COVID-19 cases in children increases 28% in past two weeks

Posted Nov 24, 2020 by Karen Graham
There were 144,145 new coronavirus cases among children 17 and under in the U.S. from Nov. 12 to 19, a record 28 percent increase over the previous week ending Nov. 12, which saw 112,000 new COVID-19 cases among children.
Instructor Chablis Torres (C) reads to children in a pre-school class  wearing masks and at desks sp...
Instructor Chablis Torres (C) reads to children in a pre-school class, wearing masks and at desks spaced apart as per coronavirus guidelines during summer school sessions at Happy Day School in Monterey Park, California on July 9, 2020
Frederic J. BROWN, AFP
Almost 1.2 million US children had tested positive as of Nov. 19, representing 11.8% "of all cases in states reporting cases by age," the American Academy of Pediatrics (AAP) said Monday. The AAP analyzed data from 49 states, New York City, the District of Columbia, Puerto Rico, and Guam.

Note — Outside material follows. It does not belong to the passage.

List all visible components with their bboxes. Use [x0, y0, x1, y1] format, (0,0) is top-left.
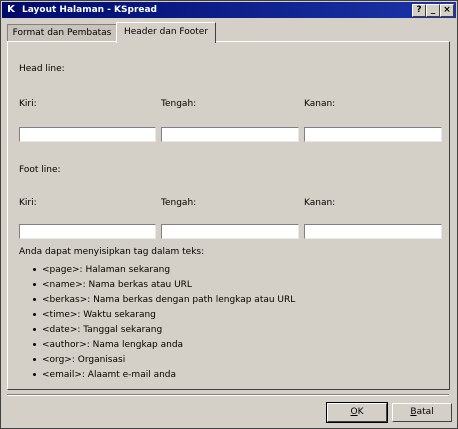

The numbers are probably underestimated because coronavirus disease in children is usually mild - with many showing no symptoms at all, making them less likely to be tested, according to the University of Minnesota's Center for Infectious Disease Research and Policy (CIDRAP).
Even with the increase in childhood cases, hospitalizations and deaths remain low. On September 10, children made up only about 1.7 percent of total COVID-19 hospitalizations, with about 2.0 percent of infected children requiring hospitalization. Similarly, children accounted for 0.07 percent of total deaths, and their death rate was only 0.01 percent.
In a press release dated November 17, AAP President Sally Goza said: "If we do not add children to these research trials very soon, there will be a significant delay in when children are able to access potentially life-saving vaccines. This is unconscionable, We must have studies showing they are safe and effective in children as well."
This latest increase in pediatric Covid-19 cases reflects an overall increase in cases across the adult population. At least 26 states reported an uptick in child cases higher than 25 percent in the one-week period ending on November 12, while 29 states nationwide saw a 30 percent increase in child cases during the same time period, reports The Smithsonian.